Gale-force winds downed trees and utility lines and knocked out power to more than 600,000 homes and businesses Thursday as a record-smashing "bomb cyclone" roared across the Northeast.
Wind gusts approaching 100 mph were reported in Massachusetts, where more than 200,000 utility customers were in the dark. Blame the bomb cyclone, aka "explosive cyclogenesis."
"It was a wild night with wind gusts up to 90 mph in Provincetown," the National Weather Service's Boston office tweeted. West Island was hit almost as hard, with a gust of 84 mph reported.
A bomb cyclone occurs when the barometric pressure falls at least 24 millibars, or 0.71 inches, within 24 hours.
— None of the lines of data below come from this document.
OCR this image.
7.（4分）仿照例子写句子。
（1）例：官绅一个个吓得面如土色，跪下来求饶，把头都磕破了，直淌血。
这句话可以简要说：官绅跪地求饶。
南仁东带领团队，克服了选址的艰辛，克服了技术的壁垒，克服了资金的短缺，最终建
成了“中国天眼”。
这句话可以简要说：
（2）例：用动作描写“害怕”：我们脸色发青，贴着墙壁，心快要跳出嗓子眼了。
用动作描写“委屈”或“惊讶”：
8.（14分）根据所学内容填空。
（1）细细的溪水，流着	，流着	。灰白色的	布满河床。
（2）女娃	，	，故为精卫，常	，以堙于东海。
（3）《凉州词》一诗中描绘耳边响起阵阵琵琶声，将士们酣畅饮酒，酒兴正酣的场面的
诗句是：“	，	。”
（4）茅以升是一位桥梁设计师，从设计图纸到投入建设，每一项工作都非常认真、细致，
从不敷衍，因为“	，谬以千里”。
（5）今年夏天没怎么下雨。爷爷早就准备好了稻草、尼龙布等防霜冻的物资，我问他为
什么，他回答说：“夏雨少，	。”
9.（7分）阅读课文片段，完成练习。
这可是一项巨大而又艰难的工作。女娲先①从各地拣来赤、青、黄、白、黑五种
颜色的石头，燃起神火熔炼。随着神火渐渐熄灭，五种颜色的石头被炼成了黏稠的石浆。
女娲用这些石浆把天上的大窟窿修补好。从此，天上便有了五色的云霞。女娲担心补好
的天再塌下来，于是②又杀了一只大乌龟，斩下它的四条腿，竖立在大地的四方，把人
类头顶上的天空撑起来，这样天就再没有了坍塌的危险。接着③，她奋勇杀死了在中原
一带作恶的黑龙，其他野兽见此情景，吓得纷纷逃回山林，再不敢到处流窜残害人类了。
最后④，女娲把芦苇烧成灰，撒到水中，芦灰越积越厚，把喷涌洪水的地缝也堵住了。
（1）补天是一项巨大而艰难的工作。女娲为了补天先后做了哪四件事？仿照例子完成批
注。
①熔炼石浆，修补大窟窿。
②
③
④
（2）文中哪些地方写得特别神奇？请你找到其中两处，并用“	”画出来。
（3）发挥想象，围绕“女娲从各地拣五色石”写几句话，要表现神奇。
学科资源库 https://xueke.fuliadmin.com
The faster and steeper the drop, known as bombogenesis, the more intense the storm.
"We did that and then some, that's for sure," AccuWeather meteorologist Bill Deger told USA TODAY. "In some areas we saw it drop 30 to 35 millibars in 12 hours."
Boston smashed its record low barometric pressure for October, reaching 975.3 millibars after falling 35 in 12 hours. Wind gusts reached 70 mph at Boston Logan International Airport, just short of hurricane status. Some areas of the state were drenched with up to 4 inches of rain in two hours.
The result: "You could say it was the strongest storm ever to impact the area in October," Deger said. "We had the rain, we had the wind, we had the coastal impact. We had it all."
On Cape Cod, schools were delayed or canceled and more than 38,000 Eversource power customers were in the dark. Traffic was at a standstill in some areas because of roads blocked by downed trees, poles and wires.
The storm's fury stretched far beyond Massachusetts. Some Amtrak trains across the Northeast corridor were delayed by the weather. In New York, high winds at La Guardia Airport on Thursday caused some arriving flights to be delayed an average of 1 hour and 47 minutes, the FAA said. And the Yankees-Astros baseball playoff game Wednesday night was canceled because of heavy rains and high winds.
In Maine, more than 200,000 power customers – a quarter of the state – were without power and the number was rising Thursday. Even without power, residents overwhelmed Central Maine Power's website.
"We appreciate your patience as our crews respond to outages – restoring power as quickly and safely as possible," the utility said on Twitter. "We are also working diligently to fix all technical website issues."
Connecticut and New Hampshire each reported about 40,000 outages, and scores of school districts canceled classes Thursday.
Most of Somers, Connecticut, was dark. Schools were closed and the town of less than 12,000 posted on social media a list of more than two dozen places where downed wires or trees were creating traffic havoc.
"Good morning – if you can call it that!" the town posted on its Facebook page.
In Chester County, Pennsylvania, three people died and eight were injured when a van crashed late Wednesday, state police said. The cause of the accident remains under investigation. However, AccuWeather meteorologists say rainy weather could be to blame.
“At the time of the crash, heavy rain was falling across the area and could have been a factor,” AccuWeather meteorologist Jake Sojda said.
Most of the rain was ending Thursday, but Deger warned that strong winds will persist across much of the region through the day. Some minor flooding was reported, but Deger said weeks with little or no rain eased what could have been a much worse situation.
"This was a welcome rain, even though it fell over the course of a few hours," he said. "And I guess they didn't want it blowing in at 70 mph."